La bibliothèque de l'amateur d'art
par Gérard-Georges Lemaire
Mon père, Orhan Pamuk, traduit du turc par Valérie Gay-Aksoy & Gilles Authier, Folio Gallimard, 96 p., 2 €.
Ces trois textes, tous tirés de son livre intitulé D’autres couleurs, ont pour dénominateur commun la figure du père de l’auteur. Ils sont d’abord extrêmement touchants (ils auraient très bien pu, pour les deux premiers, figurer dans son autobiographie, Istanbul, qui est en même temps une « autobiographe » de « sa » ville natale). Le troisième est le discours qu’il a prononcé lorsqu’il a reçu le prix Nobel en 2006, où il raconte que son père lui avait donné une petite valise remplie de ses propres écrits. Il lui avait demandé de voir s’il y aurait quelque chose de publiable. Mais il n’est jamais parvenu à avoir le courage d’ouvrir cette valise. A partir de cette anecdote étrange, il s’attache à cerner les qualités indispensables pour mener à bien une œuvre littéraire d’une grande portée. Ses recettes sont simples, comme semble l’être son écriture, simples, mais sans nulle doute exigeant une somme immense de travail et d’endurance pour parvenir à cette simplicité de façade. Car Pamuk est un écrivain complexe. Le rapport avec son père révèle toute cette complexité, tout en la délivrant dans des pages qui s élisent avec délectation.
Le Purgatoire, sous la direction de Guillaume Cuchet, Editions HESS, 336 p., 23 €.

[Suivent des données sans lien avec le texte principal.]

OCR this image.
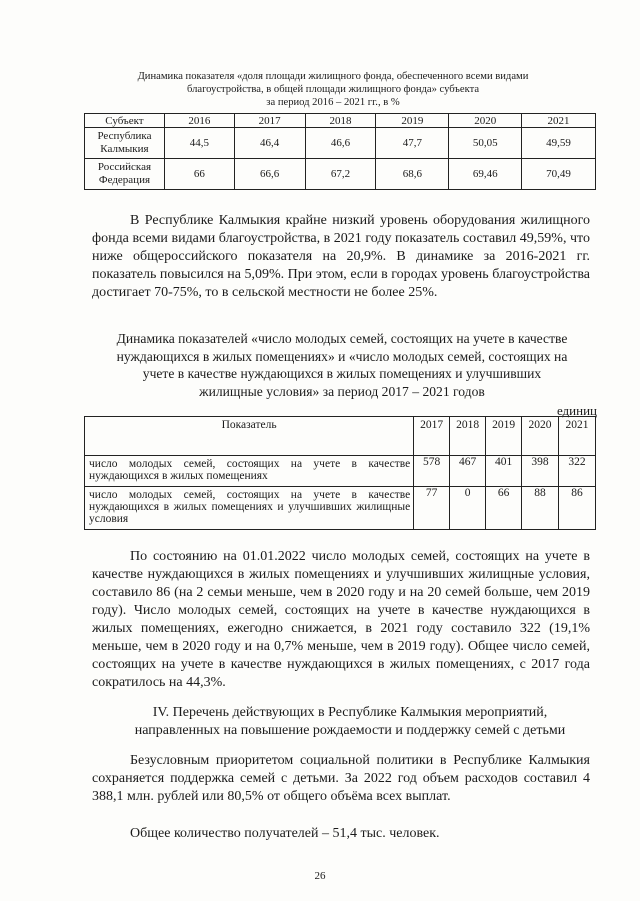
Динамика показателя «доля площади жилищного фонда, обеспеченного всеми видами
благоустройства, в общей площади жилищного фонда» субъекта
за период 2016 – 2021 гг., в %
Субъект	2016	2017	2018	2019	2020	2021
Республика Калмыкия	44,5	46,4	46,6	47,7	50,05	49,59
Российская Федерация	66	66,6	67,2	68,6	69,46	70,49
В Республике Калмыкия крайне низкий уровень оборудования жилищного фонда всеми видами благоустройства, в 2021 году показатель составил 49,59%, что ниже общероссийского показателя на 20,9%. В динамике за 2016-2021 гг. показатель повысился на 5,09%. При этом, если в городах уровень благоустройства достигает 70-75%, то в сельской местности не более 25%.
Динамика показателей «число молодых семей, состоящих на учете в качестве
нуждающихся в жилых помещениях» и «число молодых семей, состоящих на
учете в качестве нуждающихся в жилых помещениях и улучшивших
жилищные условия» за период 2017 – 2021 годов
единиц
Показатель	2017	2018	2019	2020	2021
число молодых семей, состоящих на учете в качестве нуждающихся в жилых помещениях	578	467	401	398	322
число молодых семей, состоящих на учете в качестве нуждающихся в жилых помещениях и улучшивших жилищные условия	77	0	66	88	86
По состоянию на 01.01.2022 число молодых семей, состоящих на учете в качестве нуждающихся в жилых помещениях и улучшивших жилищные условия, составило 86 (на 2 семьи меньше, чем в 2020 году и на 20 семей больше, чем 2019 году). Число молодых семей, состоящих на учете в качестве нуждающихся в жилых помещениях, ежегодно снижается, в 2021 году составило 322 (19,1% меньше, чем в 2020 году и на 0,7% меньше, чем в 2019 году). Общее число семей, состоящих на учете в качестве нуждающихся в жилых помещениях, с 2017 года сократилось на 44,3%.
IV. Перечень действующих в Республике Калмыкия мероприятий,
направленных на повышение рождаемости и поддержку семей с детьми
Безусловным приоритетом социальной политики в Республике Калмыкия сохраняется поддержка семей с детьми. За 2022 год объем расходов составил 4 388,1 млн. рублей или 80,5% от общего объёма всех выплат.
Общее количество получателей – 51,4 тыс. человек.
26
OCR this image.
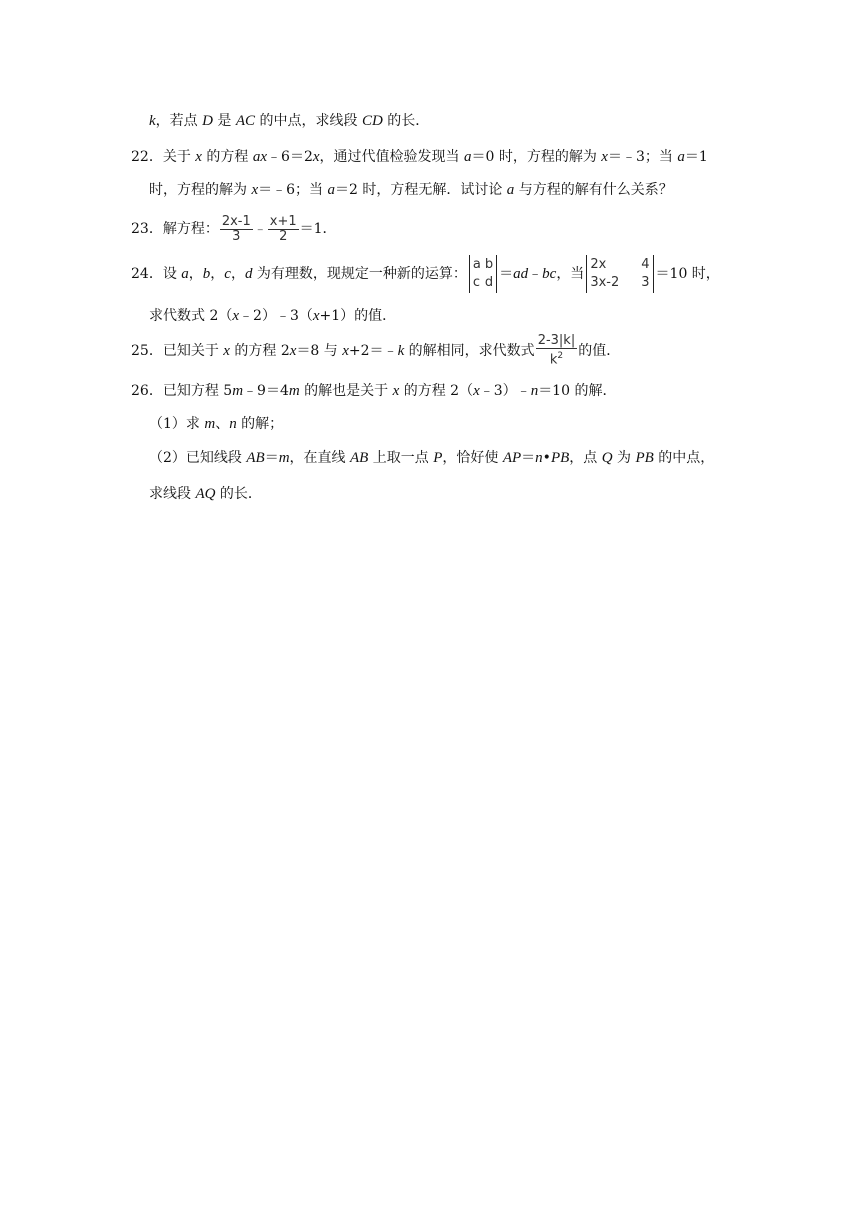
k，若点 D 是 AC 的中点，求线段 CD 的长．
22．关于 x 的方程 ax﹣6＝2x，通过代值检验发现当 a＝0 时，方程的解为 x＝﹣3；当 a＝1
时，方程的解为 x＝﹣6；当 a＝2 时，方程无解．试讨论 a 与方程的解有什么关系？
23．解方程： $\frac{2x-1}{3}$ ﹣ $\frac{x+1}{2} =1$．
24．设 a，b，c，d 为有理数，现规定一种新的运算：
a b
c d
＝ad﹣bc，当
2x	4
3x-2 3
＝10 时，
求代数式 2（x﹣2）﹣3（x+1）的值．
25．已知关于 x 的方程 2x＝8 与 x+2＝﹣k 的解相同，求代数式 $\frac{2-3|k|}{k^2}$ 的值．
26．已知方程 5m﹣9＝4m 的解也是关于 x 的方程 2（x﹣3）﹣n＝10 的解．
（1）求 m、n 的解；
（2）已知线段 AB＝m，在直线 AB 上取一点 P，恰好使 AP＝n•PB，点 Q 为 PB 的中点，
求线段 AQ 的长．
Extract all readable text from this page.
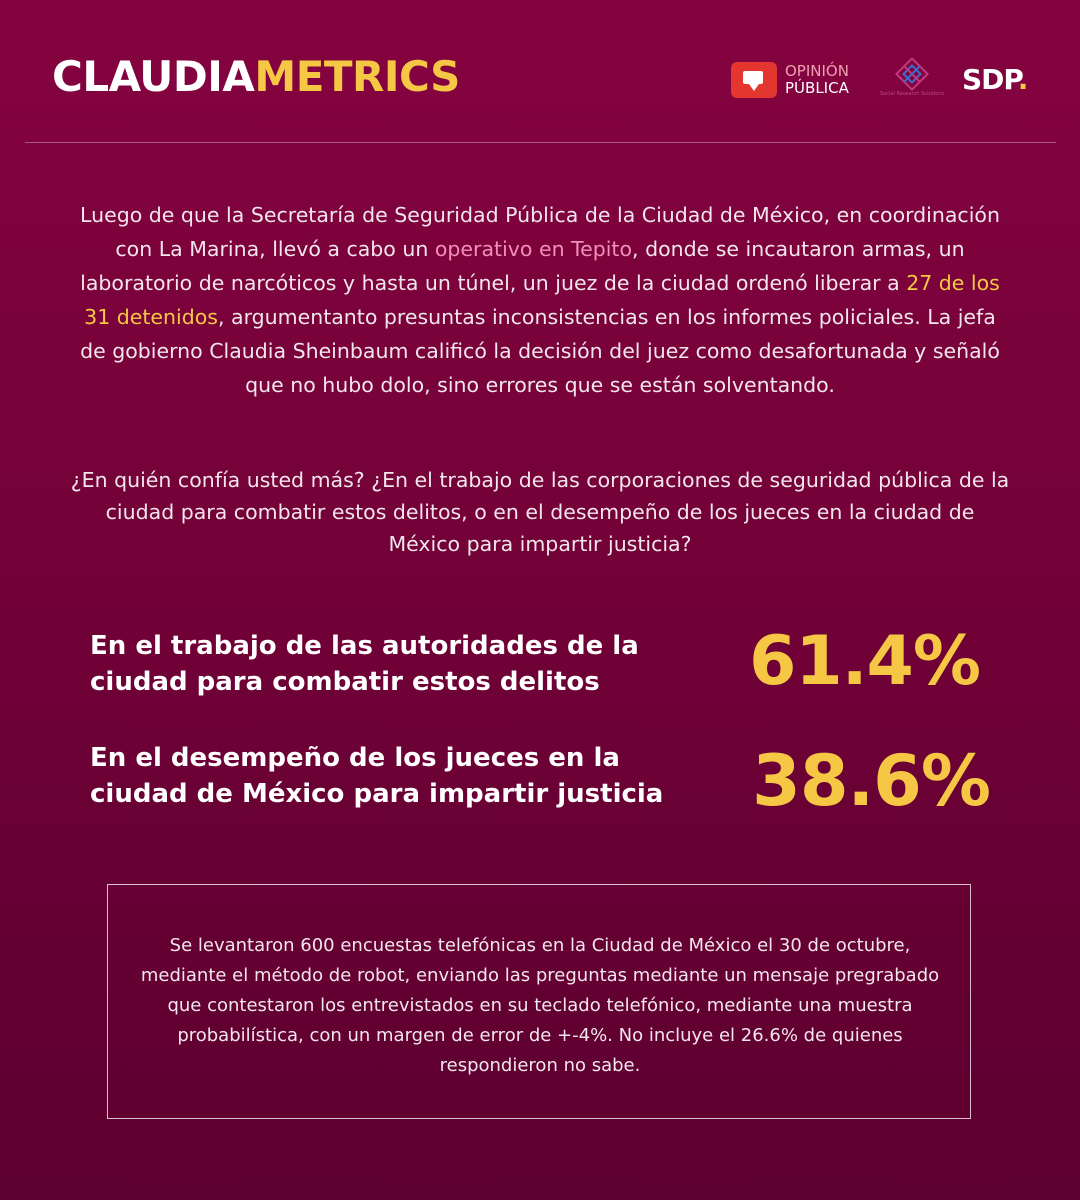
CLAUDIAMETRICS	OPINIÓN
PÚBLICA	Social Research Solutions SDP.
Luego de que la Secretaría de Seguridad Pública de la Ciudad de México, en coordinación con La Marina, llevó a cabo un operativo en Tepito, donde se incautaron armas, un laboratorio de narcóticos y hasta un túnel, un juez de la ciudad ordenó liberar a 27 de los 31 detenidos, argumentanto presuntas inconsistencias en los informes policiales. La jefa de gobierno Claudia Sheinbaum calificó la decisión del juez como desafortunada y señaló que no hubo dolo, sino errores que se están solventando.
¿En quién confía usted más? ¿En el trabajo de las corporaciones de seguridad pública de la ciudad para combatir estos delitos, o en el desempeño de los jueces en la ciudad de México para impartir justicia?
En el trabajo de las autoridades de la ciudad para combatir estos delitos	61.4%
En el desempeño de los jueces en la ciudad de México para impartir justicia	38.6%
Se levantaron 600 encuestas telefónicas en la Ciudad de México el 30 de octubre, mediante el método de robot, enviando las preguntas mediante un mensaje pregrabado que contestaron los entrevistados en su teclado telefónico, mediante una muestra probabilística, con un margen de error de +-4%. No incluye el 26.6% de quienes respondieron no sabe.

Ce livre rassemble les communications qui ont été prononcées sur ce thème au cours d’un colloque à Avignon qui a eu lieu en 2007. A première vue, pas de quoi fouetter un chat, tant l’idée du Purgatoire est ancrée en tout chrétien qui est allé au catéchisme. Mais en réalité, les choses sont extrêmement complexes dès qu’on touche à la théologie. D’aucuns affirment que c’est saint Augustin qui a introduit l’idée de purgatoire, d’autres, comme Le Goff, avancent que cette notion n’a pris corps qu’au XIIe siècle. Il est d’ailleurs à noter que les travaux de Jacques Le Goff sont au fondement de cette réunion de spécialistes qui ont tenté d’en décortiquer tous les aspects, à commencer par celui de ses origines réelles.
Si les thèses du grand historien semblent devoir être confirmées, il faut néanmoins contempler les étapes préalables qui, depuis l’Enchiridion d’Augustin d’Hippone, passent par Julien de Tolède pour arriver à Pierre Abélard et Hughes de Saint-Victor. Ensuite il convient d’examiner la question des parfaits, qui permettait de diviser le monde en deux parties claires, les bons et les mauvais. Très vite, on se rend compte qu’il y a quatre catégories de mortels et qu’un lieu s’impose pour que ces presque parfaits ou ces pas assez mauvais résident avant de rejoindre le ciel. Rien n’est simple d’un point de vue dogmatique, et l’Eglise est revenue sur cette question, même récemment. En somme, ce livre est une mine extrêmement prodigue pour qui a nécessité de s’abîmer dans ce genre de question. Je tiens à attirer l’attention, parmi toutes ces interventions de grande qualité, sur celle de Marie-Hélène Froeschlé-Choppard, « Les confréries du Purgatoire au XVIIe et XVIIIe siècles », car elle nous enseigne beaucoup sur la très singulière question des indulgences, dossier qui n’est pas entièrement clos comme on a tendance à le croire.